Penerbit: Gradien Books

 


Jika kita bersikap terbuka, Allah dapat memakai bahkan hal terkecil pun untuk mengubah kehidupan kita ... untuk mengubah kita. Mungkin hal itu adalah seorang anak yang tertawa, rem mobil yang membutuhkan perbaikan, obral daging panggang, langit tak berawan, sebuah perjalanan ke hutan untuk menebang pohon Natal, seorang guru sekolah dasar, sebuah pipa Dunhill Billiard ... atau bahkan sepasang sepatu (hlm. 194).

 


The Christmas Shoes (Sepatu Natal) adalah novel yang ditulis berdasarkan lagu Natal berjudul sama karya Eddie Carswell dan Leonard Ahlstrom (NewSong). Lagu ini mengisahkan tentang seorang yang tanpa semangat Natal sedang antre di sebuah toko untuk mencoba membeli hadiah Natal. Di depannya ada seorang anak laki-laki kecil yang memegang sepasang sepatu yang akan dibelinya untuk ibunya yang sedang sakit. Ketika hendak membayar, ternyata uangnya tidak cukup. Anak itu berpaling dan melihat si aku yang tanpa semangat. Ketika si anak berkata: "'Katakan, pak, apa yang harus kulakukan. Bagaimana pun harus kubelikan Ibu sepatu Natal ini', si Tanpa Semangat Natal memberikannya uang. Akhirnya ia pun berkata: "Kutahu telah kualami sekilas kasih surgawi. Tatkala ia berterima kasih padaku dan berlari keluar. Aku tahu Alah telah mengirimkan anak kecil itu untuk mengingatkanku akan makna Natal sesungguhnya." 
 
Kisah di dalam The Christmas Shoes karya Donna VanLiere adalah kilas balik apa yang terjadi lima belas tahun sebelumnya, pada hari Natal 2000. Saat itu, Robert Layton, salah satu karakter utama, sedang mengunjungi makam ibunya, Ellen Katherine Layton. Meskipun dimaksudkan sebagai kenangan Robert Layton, Donna VanLiere tidak hanya menggunakan sudut pandang Robert sebagai narator orang pertama, tetapi juga sudut pandang orang ketiga.

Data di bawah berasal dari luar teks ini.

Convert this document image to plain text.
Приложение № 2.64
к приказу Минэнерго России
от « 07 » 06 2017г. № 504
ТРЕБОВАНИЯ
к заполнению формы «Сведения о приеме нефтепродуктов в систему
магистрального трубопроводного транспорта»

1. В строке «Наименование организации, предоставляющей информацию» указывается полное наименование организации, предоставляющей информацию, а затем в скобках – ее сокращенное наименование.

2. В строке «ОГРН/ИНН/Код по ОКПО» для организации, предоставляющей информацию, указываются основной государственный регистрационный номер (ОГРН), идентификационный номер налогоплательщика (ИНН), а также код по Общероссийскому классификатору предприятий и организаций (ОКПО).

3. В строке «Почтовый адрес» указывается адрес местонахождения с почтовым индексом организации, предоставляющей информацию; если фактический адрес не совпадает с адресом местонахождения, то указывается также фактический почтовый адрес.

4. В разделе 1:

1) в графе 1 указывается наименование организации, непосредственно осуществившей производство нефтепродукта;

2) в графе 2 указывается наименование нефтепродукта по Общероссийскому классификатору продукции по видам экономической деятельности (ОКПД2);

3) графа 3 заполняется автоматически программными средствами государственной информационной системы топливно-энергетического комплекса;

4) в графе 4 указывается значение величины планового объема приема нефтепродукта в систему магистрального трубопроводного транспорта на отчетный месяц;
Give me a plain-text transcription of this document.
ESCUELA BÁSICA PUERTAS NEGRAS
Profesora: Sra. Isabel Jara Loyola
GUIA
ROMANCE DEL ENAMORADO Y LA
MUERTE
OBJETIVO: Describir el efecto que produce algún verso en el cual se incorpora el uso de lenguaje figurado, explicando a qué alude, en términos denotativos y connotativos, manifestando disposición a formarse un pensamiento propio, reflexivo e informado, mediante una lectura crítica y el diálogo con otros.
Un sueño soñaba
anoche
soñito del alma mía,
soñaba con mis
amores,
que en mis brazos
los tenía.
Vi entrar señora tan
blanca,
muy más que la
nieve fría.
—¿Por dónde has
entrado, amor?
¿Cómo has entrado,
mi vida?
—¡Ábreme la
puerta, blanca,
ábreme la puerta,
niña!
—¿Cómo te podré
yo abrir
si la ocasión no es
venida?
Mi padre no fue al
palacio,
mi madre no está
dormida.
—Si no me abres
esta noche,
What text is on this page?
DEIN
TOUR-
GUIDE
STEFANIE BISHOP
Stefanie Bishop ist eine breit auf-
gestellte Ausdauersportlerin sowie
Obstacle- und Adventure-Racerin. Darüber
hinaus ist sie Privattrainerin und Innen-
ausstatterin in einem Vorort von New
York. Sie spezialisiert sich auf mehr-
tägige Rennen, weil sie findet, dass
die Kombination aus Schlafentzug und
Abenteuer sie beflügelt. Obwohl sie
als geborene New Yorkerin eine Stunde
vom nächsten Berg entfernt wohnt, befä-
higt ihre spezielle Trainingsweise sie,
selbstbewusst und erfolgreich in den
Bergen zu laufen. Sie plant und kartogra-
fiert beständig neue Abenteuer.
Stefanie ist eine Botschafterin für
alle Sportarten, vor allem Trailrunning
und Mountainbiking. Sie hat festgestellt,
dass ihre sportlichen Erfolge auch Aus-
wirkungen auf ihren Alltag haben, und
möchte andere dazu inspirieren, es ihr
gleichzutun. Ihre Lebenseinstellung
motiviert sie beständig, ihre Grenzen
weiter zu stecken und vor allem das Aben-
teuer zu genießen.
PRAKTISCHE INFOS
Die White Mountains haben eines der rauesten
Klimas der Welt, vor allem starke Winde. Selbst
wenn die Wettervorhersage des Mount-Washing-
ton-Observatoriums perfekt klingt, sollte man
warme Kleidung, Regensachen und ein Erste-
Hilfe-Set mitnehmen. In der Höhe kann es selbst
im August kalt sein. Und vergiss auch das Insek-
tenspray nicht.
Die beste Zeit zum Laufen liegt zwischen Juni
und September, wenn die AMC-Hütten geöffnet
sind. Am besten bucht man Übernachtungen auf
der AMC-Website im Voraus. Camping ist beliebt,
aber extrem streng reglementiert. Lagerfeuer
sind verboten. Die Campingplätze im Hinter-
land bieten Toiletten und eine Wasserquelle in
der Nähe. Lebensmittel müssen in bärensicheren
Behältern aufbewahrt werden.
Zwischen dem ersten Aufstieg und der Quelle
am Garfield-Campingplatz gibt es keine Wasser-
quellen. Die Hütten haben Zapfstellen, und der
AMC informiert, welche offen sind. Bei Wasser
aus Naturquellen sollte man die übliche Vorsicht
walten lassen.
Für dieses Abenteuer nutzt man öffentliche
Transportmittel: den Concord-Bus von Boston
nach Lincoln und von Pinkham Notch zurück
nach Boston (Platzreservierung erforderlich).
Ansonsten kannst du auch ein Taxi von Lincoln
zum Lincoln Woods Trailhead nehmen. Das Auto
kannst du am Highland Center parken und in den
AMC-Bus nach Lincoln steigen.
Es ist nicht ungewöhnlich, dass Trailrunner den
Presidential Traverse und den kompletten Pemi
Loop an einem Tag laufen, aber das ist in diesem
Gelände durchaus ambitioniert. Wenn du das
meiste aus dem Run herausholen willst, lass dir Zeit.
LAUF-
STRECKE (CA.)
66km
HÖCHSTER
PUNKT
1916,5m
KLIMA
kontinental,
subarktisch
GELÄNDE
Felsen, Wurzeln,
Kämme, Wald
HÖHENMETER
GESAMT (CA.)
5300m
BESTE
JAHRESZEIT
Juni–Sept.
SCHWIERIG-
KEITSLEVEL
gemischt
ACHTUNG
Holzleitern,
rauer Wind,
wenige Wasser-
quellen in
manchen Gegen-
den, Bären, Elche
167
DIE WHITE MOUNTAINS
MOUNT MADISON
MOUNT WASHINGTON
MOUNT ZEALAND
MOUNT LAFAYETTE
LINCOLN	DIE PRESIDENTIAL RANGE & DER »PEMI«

Robert Layton, pada tahun 1985, berusia tiga puluh delapan tahun. Setelah tujuh tahun bekerja di sebuah firma hukum, akhirnya ia diangkat menjadi partner. Menjadi partner membuat waktu Robert tersita oleh pekerjaannya, yang tidak pernah surut, sekalipun pada musim Natal. "Aku kehilangan kebebasan, demi memperoleh kemapanan bekerja di sebuah firma yang kebih besar," katanya (hlm. 35). Padahal ia memiliki keluarga: seorang istri yang cantik, Kate Abbott, dan dua orang anak perempuan, Hannah dan Lily, yang membutuhkan perhatiannya. Robert nyaris tidak menyadarinya hingga Kate menyarankan perpisahan bila Natal telah usai. "Aku tidak bisa terus berpura-pura bahwa segala sesuatunya baik-baik saja. Itu tidak benar. Kondisi ini sudah berlangsung cukup lama. Hidup di bawah atap yang sama tidak berarti kita hidup bersama. Aku butuh lebih dari itu," kata Kate (hlm. 41).

Meskipun disembunyikan, Ellen tidak sulit menemukan permasalahan yang sedang menimpa Robert. "Penaklukan seksual membuat beberapa laki-laki merasa lebih berkuasa. Tapi penaklukanmu tidak dilakukan di atas ranjang. Penaklukanmu ada di tempat kerja. Kau hanya sebaik kemenanganmu terakhir -namun kemenangan-kemenangan kecil di rumah menjadi tidak berarti- langkah-langkah pertama, coretan-coretan crayon di pintu lemari es, saat gigi putrimu tanggal untuk pertama kalinya dan ia menerima kunjungan Peri Gigi. Tak satu pun dari semua itu berarti bagimu. Momen-momen sepele itu -kemenangan-kemenangan sesehari yang sederhana itu -tidak berarti apa pun bagimu, namun itu semua adalah segala-galanya di dunia bagi Kate," Ellen mencoba membuka pikiran Robert (hlm. 87). "Keberhasilan-keberhasilan sesehari itu tidak pernah cukup untukmu. Kemenangan di tempat kerjalah yang membuatmu merasa seperti seorang laki-laki, bukan gadis-gadis kecil yang melingkarkan lengan mereka di sekeliling kakimu dan memanggilmu Ayah. Kekuatan yang tinggi di tempat kerjalah yang mengisi bateraimu, bukan kekuatan yang kaumiliki saat membantu membentuk kehidupan orang lain." (hlm. 88).  Ellen berkesimpulan, pernikahan Robert gagal tidak lain karena  Robert terlalu mementingkan diri sendiri. Robert memberikan segalanya bagi keluarganya, tapi bukan dirinya sendiri.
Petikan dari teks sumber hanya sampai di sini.